Children are naturally curious. Everything contains a sense of novelty. But as soon as the novelty wears off, the curiosity is satisfied and the child is off to investigate something else new.
When we become adults, we develop a sense of curiosity that is not based solely on novelty itself. Or at least, we should. It seems too many people just get caught up in the affairs of living that any sense of curiosity seems superfluous, even an indulgence.
Part of maturity is seen in education and learning. And so a full maturity has with it a mature sense of curiosity, as well. It’s not just interested in a thing’s novelty, but truly committed to the investigation of a thing. The greatest question we can ever ask is not What, but Why.
Curiosity In Learning
I once lived in a city that seemed to think that books gave you cooties. If I were ever seen reading a book, I was usually asked two question: “What are you reading?” followed by, “Why are you reading that?” It’s a common calamity to think that reading and learning, specifically if it doesn’t have to do with how to earn more money, is a waste of time.

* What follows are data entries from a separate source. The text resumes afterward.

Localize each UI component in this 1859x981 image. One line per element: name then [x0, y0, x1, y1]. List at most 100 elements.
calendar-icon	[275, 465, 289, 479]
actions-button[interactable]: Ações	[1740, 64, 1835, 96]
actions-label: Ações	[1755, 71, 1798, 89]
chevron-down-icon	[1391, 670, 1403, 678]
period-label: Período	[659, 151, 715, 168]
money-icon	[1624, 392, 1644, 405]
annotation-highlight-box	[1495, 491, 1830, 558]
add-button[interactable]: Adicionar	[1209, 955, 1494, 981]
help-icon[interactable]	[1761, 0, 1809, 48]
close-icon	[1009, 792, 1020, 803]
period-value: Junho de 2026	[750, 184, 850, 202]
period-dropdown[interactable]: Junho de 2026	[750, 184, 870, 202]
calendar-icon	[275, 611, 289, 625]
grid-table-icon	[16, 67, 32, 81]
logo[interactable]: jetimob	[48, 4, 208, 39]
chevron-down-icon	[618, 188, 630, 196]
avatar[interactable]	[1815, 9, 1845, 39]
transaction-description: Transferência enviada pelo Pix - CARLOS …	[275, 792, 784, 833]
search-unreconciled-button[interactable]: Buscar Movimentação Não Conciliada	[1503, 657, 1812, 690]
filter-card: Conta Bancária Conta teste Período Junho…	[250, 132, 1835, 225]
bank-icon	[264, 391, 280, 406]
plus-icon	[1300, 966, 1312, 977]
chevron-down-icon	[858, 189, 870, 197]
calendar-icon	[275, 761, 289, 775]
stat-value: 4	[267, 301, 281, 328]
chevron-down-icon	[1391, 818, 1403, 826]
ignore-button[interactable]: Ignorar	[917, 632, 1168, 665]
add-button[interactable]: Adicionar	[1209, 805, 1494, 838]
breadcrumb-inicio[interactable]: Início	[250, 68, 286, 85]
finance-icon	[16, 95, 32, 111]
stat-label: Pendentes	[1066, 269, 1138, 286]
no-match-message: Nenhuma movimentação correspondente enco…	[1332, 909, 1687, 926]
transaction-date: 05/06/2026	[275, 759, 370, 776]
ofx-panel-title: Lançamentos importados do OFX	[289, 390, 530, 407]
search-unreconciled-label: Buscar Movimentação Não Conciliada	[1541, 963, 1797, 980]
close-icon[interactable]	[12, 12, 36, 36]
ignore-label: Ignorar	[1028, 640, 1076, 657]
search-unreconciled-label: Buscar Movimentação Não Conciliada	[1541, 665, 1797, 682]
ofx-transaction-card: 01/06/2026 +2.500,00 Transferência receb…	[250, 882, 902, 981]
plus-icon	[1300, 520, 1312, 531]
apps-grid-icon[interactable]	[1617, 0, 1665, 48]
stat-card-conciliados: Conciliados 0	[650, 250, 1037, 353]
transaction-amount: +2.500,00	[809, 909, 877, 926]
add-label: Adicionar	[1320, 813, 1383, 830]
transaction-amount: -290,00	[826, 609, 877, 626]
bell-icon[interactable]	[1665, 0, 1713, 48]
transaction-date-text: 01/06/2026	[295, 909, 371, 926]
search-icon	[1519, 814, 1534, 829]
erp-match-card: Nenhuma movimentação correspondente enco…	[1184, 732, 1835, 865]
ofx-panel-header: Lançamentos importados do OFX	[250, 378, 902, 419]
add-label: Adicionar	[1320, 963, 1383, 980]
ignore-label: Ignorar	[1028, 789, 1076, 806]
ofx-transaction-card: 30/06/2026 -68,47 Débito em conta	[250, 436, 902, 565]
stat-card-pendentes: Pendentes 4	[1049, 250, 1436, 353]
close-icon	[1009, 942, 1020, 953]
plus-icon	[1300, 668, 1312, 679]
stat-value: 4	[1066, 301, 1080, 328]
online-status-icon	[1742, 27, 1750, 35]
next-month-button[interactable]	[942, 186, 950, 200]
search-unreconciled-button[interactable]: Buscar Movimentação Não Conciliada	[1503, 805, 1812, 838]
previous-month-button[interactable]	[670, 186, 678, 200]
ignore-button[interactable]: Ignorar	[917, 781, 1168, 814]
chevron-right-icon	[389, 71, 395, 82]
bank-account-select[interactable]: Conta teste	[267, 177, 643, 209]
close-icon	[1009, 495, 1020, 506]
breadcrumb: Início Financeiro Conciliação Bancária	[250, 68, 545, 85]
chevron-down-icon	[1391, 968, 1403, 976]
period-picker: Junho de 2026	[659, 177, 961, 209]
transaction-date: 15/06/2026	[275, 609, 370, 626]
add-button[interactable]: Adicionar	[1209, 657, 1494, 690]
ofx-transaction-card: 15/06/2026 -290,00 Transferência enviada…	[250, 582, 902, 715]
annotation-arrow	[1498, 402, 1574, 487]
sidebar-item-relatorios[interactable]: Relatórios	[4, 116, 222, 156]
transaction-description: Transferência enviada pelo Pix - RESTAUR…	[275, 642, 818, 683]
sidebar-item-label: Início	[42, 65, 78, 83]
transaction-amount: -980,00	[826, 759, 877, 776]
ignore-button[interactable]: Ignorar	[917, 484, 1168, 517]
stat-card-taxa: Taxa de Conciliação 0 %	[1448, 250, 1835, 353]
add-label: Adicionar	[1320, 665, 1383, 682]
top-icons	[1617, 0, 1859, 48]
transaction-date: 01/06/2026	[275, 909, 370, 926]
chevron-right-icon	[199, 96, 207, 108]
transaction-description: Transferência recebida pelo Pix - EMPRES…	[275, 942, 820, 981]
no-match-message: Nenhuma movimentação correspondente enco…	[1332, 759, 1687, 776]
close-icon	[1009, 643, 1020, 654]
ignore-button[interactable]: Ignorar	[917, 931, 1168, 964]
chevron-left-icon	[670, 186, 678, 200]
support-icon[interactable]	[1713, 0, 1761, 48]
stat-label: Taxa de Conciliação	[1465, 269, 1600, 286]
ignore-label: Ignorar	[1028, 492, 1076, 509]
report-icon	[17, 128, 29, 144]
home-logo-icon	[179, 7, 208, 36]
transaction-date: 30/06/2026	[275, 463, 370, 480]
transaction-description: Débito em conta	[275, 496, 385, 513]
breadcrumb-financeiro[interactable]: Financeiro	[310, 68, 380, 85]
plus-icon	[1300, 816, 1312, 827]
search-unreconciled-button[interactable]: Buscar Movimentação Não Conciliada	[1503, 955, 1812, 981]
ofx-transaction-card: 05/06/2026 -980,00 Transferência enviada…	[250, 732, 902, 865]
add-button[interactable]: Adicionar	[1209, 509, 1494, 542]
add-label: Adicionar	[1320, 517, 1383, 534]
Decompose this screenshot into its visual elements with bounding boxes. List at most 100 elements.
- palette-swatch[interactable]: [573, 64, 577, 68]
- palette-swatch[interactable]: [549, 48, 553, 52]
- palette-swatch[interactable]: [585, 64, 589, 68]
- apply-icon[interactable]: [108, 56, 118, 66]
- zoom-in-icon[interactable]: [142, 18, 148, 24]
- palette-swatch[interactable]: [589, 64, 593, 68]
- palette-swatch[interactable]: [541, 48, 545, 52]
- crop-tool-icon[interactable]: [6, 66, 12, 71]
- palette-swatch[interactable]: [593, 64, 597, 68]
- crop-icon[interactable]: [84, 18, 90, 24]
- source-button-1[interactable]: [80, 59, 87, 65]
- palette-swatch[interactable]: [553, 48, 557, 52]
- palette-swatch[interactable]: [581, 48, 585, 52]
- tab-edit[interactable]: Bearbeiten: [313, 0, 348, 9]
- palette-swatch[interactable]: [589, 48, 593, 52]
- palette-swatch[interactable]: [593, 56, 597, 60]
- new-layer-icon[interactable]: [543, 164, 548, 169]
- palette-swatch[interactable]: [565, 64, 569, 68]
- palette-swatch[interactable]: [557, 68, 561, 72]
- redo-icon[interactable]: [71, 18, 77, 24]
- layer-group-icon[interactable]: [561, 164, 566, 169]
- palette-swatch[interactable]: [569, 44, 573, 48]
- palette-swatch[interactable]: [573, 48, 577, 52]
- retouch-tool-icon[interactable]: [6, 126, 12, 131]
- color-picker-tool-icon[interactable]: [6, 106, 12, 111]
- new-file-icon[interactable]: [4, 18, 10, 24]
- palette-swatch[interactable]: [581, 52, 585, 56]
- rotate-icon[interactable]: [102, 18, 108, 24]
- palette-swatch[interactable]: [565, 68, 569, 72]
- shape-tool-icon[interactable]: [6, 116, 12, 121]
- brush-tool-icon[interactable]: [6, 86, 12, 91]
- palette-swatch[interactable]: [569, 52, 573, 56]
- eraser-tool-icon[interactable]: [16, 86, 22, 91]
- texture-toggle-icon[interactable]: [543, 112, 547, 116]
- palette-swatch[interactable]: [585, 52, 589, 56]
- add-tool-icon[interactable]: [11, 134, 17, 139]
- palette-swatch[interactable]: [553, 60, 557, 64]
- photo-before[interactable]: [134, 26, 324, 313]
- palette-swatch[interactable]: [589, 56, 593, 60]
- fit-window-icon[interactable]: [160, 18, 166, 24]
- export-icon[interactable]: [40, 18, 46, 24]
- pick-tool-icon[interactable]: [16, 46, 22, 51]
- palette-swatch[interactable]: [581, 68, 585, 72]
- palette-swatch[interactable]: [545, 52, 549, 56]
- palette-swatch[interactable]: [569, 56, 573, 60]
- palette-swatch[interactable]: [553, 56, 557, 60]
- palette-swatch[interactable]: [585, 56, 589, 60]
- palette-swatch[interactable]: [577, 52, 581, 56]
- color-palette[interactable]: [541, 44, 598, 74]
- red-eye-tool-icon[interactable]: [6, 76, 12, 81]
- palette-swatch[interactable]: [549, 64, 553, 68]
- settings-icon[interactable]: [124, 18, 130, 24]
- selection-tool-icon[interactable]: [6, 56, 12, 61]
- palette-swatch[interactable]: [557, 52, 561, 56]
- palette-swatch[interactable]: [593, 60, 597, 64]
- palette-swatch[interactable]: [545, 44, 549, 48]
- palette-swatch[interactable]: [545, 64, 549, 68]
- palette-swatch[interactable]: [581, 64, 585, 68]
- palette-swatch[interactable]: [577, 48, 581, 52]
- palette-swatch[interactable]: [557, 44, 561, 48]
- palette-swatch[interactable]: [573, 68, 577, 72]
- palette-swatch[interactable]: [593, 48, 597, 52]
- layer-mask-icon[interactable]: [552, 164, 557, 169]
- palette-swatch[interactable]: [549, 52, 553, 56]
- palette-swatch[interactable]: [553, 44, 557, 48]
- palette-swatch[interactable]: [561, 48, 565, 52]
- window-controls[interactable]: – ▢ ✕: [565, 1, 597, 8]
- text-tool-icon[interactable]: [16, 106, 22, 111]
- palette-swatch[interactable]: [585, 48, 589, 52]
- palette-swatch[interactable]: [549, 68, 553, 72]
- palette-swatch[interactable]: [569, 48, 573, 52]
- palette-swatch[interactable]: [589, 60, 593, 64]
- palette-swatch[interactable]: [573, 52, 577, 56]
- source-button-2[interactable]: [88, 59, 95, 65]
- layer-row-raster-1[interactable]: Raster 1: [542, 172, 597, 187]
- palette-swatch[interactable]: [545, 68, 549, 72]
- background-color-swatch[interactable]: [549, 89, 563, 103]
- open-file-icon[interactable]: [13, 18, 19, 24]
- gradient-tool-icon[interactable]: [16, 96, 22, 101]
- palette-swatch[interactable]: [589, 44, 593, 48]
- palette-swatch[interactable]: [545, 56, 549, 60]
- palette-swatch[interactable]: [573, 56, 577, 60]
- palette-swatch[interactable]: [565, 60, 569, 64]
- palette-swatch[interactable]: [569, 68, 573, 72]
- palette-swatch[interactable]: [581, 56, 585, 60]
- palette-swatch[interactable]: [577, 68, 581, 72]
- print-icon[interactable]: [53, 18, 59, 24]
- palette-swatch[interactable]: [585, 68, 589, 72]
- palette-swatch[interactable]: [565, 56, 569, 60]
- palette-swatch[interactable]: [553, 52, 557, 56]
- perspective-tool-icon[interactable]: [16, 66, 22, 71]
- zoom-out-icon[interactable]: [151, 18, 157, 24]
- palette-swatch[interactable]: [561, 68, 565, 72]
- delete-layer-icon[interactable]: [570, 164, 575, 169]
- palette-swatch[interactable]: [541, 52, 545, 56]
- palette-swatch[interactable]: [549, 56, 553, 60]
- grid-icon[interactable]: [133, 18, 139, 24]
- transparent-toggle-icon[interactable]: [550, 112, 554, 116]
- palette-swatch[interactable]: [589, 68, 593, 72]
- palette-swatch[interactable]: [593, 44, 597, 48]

I can recall once, while reading Faulkner’s The Sound And The Fury, I also had opened on my desk Hawking’s A Brief History In Time and a book about non-Euclidean geometry written by some Italian whose name eludes me. The broader our knowledge base, the more expansive our understanding of the human condition. And with a stronger foundation in our knowledge of humanity, the greater wisdom we can possess in matters of pity, mercy, and compassion.
Curiosity In Writing
Not only does this mature sense of curiosity help make us become better human beings without contributing to an unwarranted arrogance, it particularly aids us as Creative Writers. Curiosity is not just learning new things but also trying new things, or even trying old things in new ways.
The better read we are, the better writers we are. That is a given. But the breadth that is achieved by applying our maturity is more than reading many things. We Writers try to develop our writing skills by trying new and different things. That is one of the values of random writing prompts and practice exercises. We should use these opportunities to try new ways of writing. This cannot but help make us better as a whole person, and definitely as a Creative Writer.
Curiosity is an active quality that directly affects all of our passions. As long as you are alive, it’s not too late. Read a book on a subject or by an author you would not normally consider. Work on developing a new skill, such as pottery or sketching. Write in a style or on a subject you have never tried. You will be better for it.